By the way, moving between family types is so complex that most cloud optimization tools don’t attempt to do it and prefer to scale only within the same family (Spoiler Alert: Turbonomic is not one of them). The downsize of scaling within the same family is that you are doubling the capacity and costs.
It is also important to understand the exact benefits each instance type offers (old generation vs new generation) for both capacity and cost. For example, in the image below, you will notice m5.large offers more memory than m4.large but it costs a bit less. This is very common with AWS, as this eventually helps to move customers off older generation hardware over time. But it is not always the case…
You may have noticed in the above image that both m4.large and m5.large provide the same exact vCPU amount (2) – but does that mean the vCPU speed will be the same? The answer is no. Even if you make scaling decision on a single metric like vCPU (you should not!) - how do you know what is the best instance Type to use to make sure the CPU is getting exactly what it needs?
In order to determine the CPU clock speed on public clouds, you must use Amazon’s EC2 Compute Unit (ECU) or Azure Compute Unit (ACU) - Have you ever tried to determine the actual vCPU speed of a cloud instance type using ACU or ECU? Hint: it is not very human-friendly.
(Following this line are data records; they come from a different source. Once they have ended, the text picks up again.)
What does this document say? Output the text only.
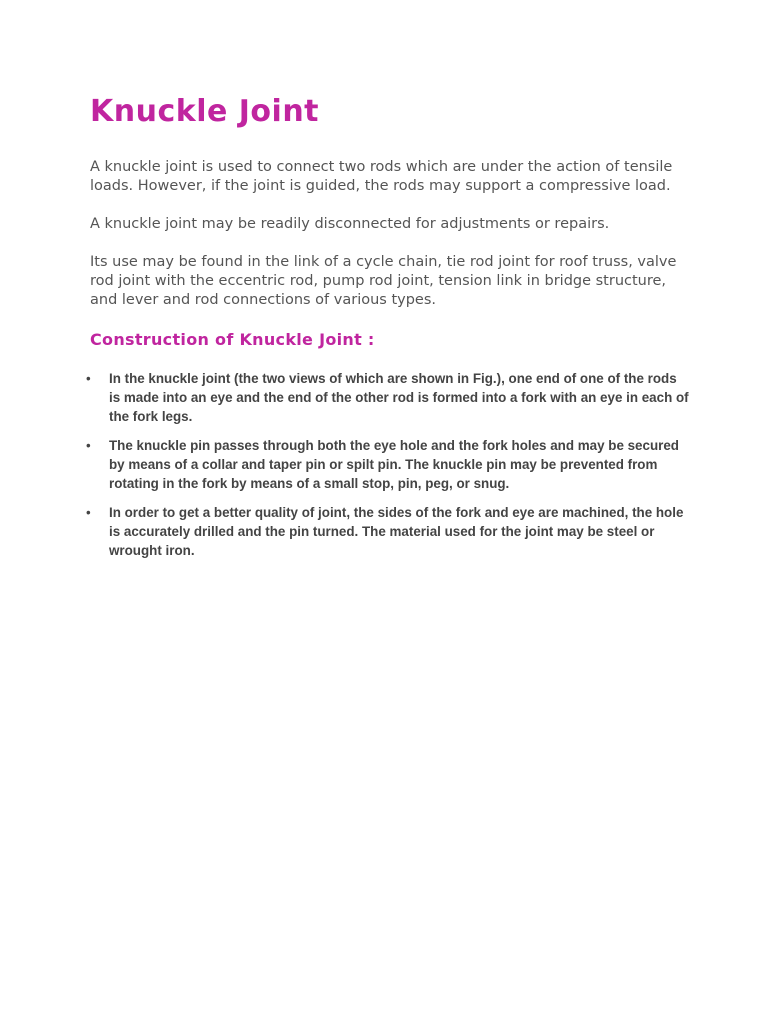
Knuckle Joint

A knuckle joint is used to connect two rods which are under the action of tensile loads. However, if the joint is guided, the rods may support a compressive load.

A knuckle joint may be readily disconnected for adjustments or repairs.

Its use may be found in the link of a cycle chain, tie rod joint for roof truss, valve rod joint with the eccentric rod, pump rod joint, tension link in bridge structure, and lever and rod connections of various types.

Construction of Knuckle Joint :
• In the knuckle joint (the two views of which are shown in Fig.), one end of one of the rods is made into an eye and the end of the other rod is formed into a fork with an eye in each of the fork legs.
• The knuckle pin passes through both the eye hole and the fork holes and may be secured by means of a collar and taper pin or spilt pin. The knuckle pin may be prevented from rotating in the fork by means of a small stop, pin, peg, or snug.
• In order to get a better quality of joint, the sides of the fork and eye are machined, the hole is accurately drilled and the pin turned. The material used for the joint may be steel or wrought iron.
Lastly, the most accurate way to rightsize a workload, especially mission-critical, requires insight into the application demand by collecting and analyzing important application metrics such as heap, threads, and response times when determining what capacity to scale to. If you Rightsize a Java-based workload based on vCPU or vMem metrics only might get into a world of pain.
3 – You need a village to Manage RI at Scale
RI is one of the best ways to reduce cost on public clouds, in high level, RIs allow users to enjoy significant discounts compared to On-Demand prices (up to 75% on AWS and 72% on Azure) by making a long-term commitment of 1-year or 3-year terms for a certain amount of capacity that is pre-paid.
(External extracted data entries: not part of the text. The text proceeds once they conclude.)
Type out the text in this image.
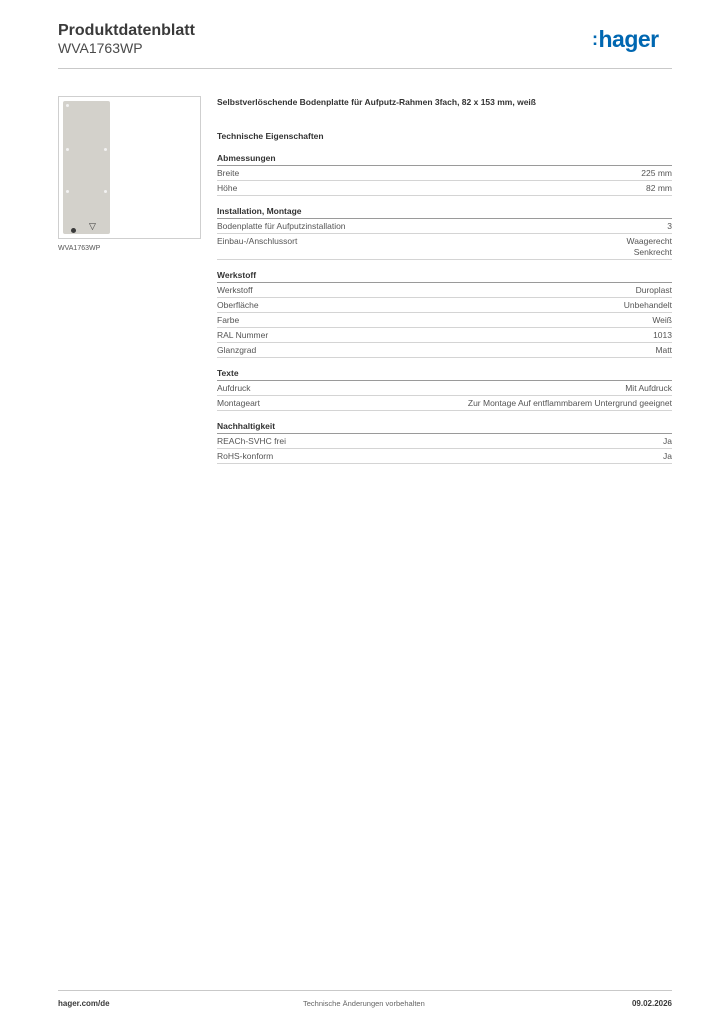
Produktdatenblatt
WVA1763WP	:hager
▽
WVA1763WP
Selbstverlöschende Bodenplatte für Aufputz-Rahmen 3fach, 82 x 153 mm, weiß
Technische Eigenschaften
Abmessungen
Breite	225 mm
Höhe	82 mm
Installation, Montage
Bodenplatte für Aufputzinstallation	3
Einbau-/Anschlussort	Waagerecht
Senkrecht
Werkstoff
Werkstoff	Duroplast
Oberfläche	Unbehandelt
Farbe	Weiß
RAL Nummer	1013
Glanzgrad	Matt
Texte
Aufdruck	Mit Aufdruck
Montageart	Zur Montage Auf entflammbarem Untergrund geeignet
Nachhaltigkeit
REACh-SVHC frei	Ja
RoHS-konform	Ja
hager.com/de	Technische Änderungen vorbehalten	09.02.2026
To truly enjoy the savings RIs offer, you must ensure that you utilize your RI pool at the highest level possible by scaling the workloads to instances types that match your existing RIs, otherwise you are losing money twice: First is when you have unused RI, you already paid for, which means you are leaving money on the table; and second is when you have a workload that running using On-Demand/PAYG offering while there is an RI it could use.
The RI management is even more complex when you have more than one cloud account – Did you know that you can share and use RI between AWS accounts under the same billing family? Have you considered the complexity of doing so when you have more than 1 or 2 AWS accounts?
Buying new RIs and managing them will become unmanageable at scale; considering the RI expiration, dynamic changes in the demand of the workloads, understanding the costs between different RI types and terms and all while striving to hit your organization’s RI coverage goals make these tasks impossible. According to many customers we talk to, some of them had teams of cloud experts and financial experts assigned to this full-time but still failed to hit their goals.
As illustrated above, managing RI and rightsizing workloads are both complicated methods. If you combine the two, you will quickly realize that it is almost impossible to do both in parallel (not just for humans, even for other cloud optimization tools).
4 – Don’t Forget About Storage Optimization
Another aspect that requires constant optimization is the storage the VMs use. Cloud Vendors offer multiple tiers of storage, each with its own capabilities. For example, on AWS, EBS volumes are offered in four tiers io1, gp2, st1 and sc1, each offers a different level of IOPS, throughput, sizes, burst model and cost. To fully leverage some of the benefits, the instance must be using an instance type that is EBS optimized.
The interesting aspect of EBS tier modifications is that, in general, can be done without downtime to the instance – but there are still multiple limitations that must be considered when switching between tiers, and they differ if the volume is root or data volume. There is also a limit that requires to wait 6 hours between modifications.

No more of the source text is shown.